Heinrich was one of five Coral Springs first responders along with two dispatchers who told their stories of horror and heroism on Friday.

Coral Springs Elementary School Resource Officer Tim Burton says he heard the reports of an active shooter over the radio and raced to the campus. Once he was on the scene, he says he grabbed his rifle and rescued kids hiding in classrooms.

“I rescued a few victims who were shot and could not walk to Pine Island Drive along with my fellow officers and shortly thereafter, I was asked to join a search team. We went into the band room where there were 50 to 100 kids, all hunkered down and so happy to see us. That was basically my last assignment.”

He added, “When it settled the tears came.  Lately the days are fine but sleeping is tough,” he says.
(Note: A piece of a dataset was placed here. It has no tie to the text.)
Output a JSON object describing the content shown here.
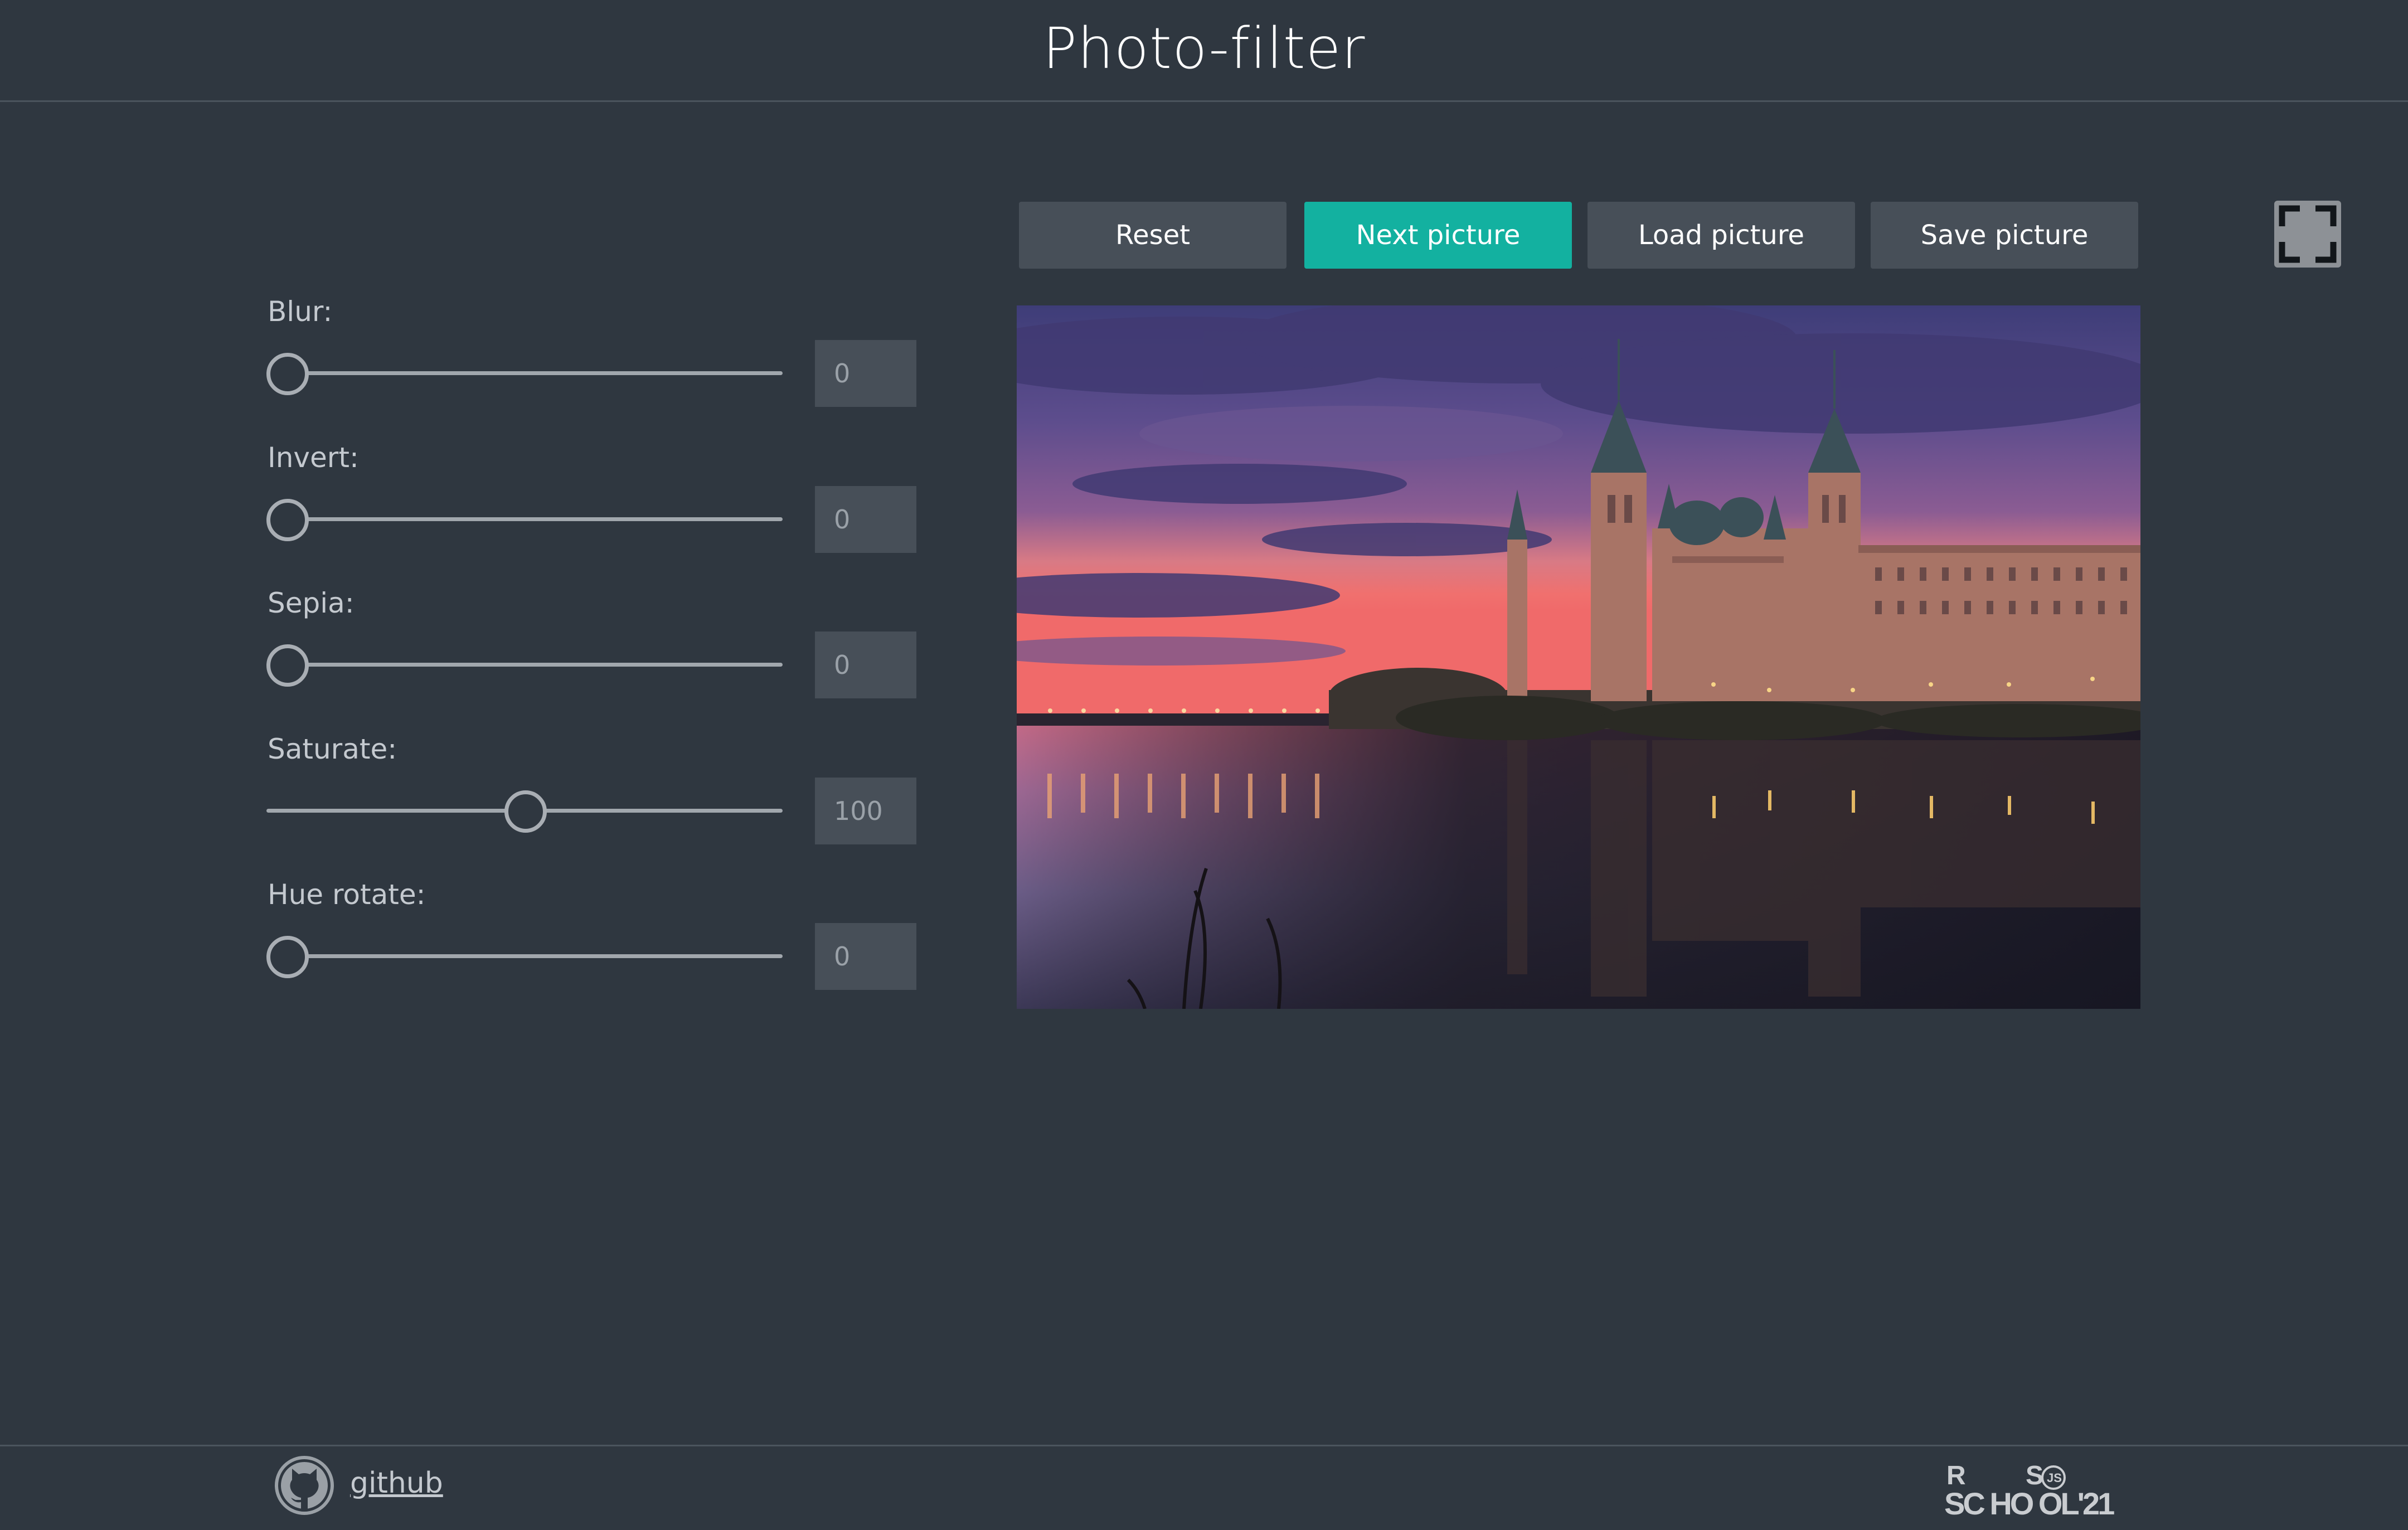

Former marine Chris Crawford is haunted by what he saw too.  He saved two students who were bleeding. One had severe gunshot wounds and he used combat gauze from his department issued life-saving kit to stem the bleeding.

“It’s awful as bad as you can imagine, times ten,” he said. “I have a two-year-old and don’t want to send him to school.”

Coral Springs Fire Lt. Frank Pekora said, “Across our computer screen I saw the words ‘a student is dead, shot through a window.’ I knew this wasn’t a false call.”

The events of that day are played over and over again in the minds of the first responders. All of them say their training paid off preparing for that day but they have to live with the painful memories of the tragedy.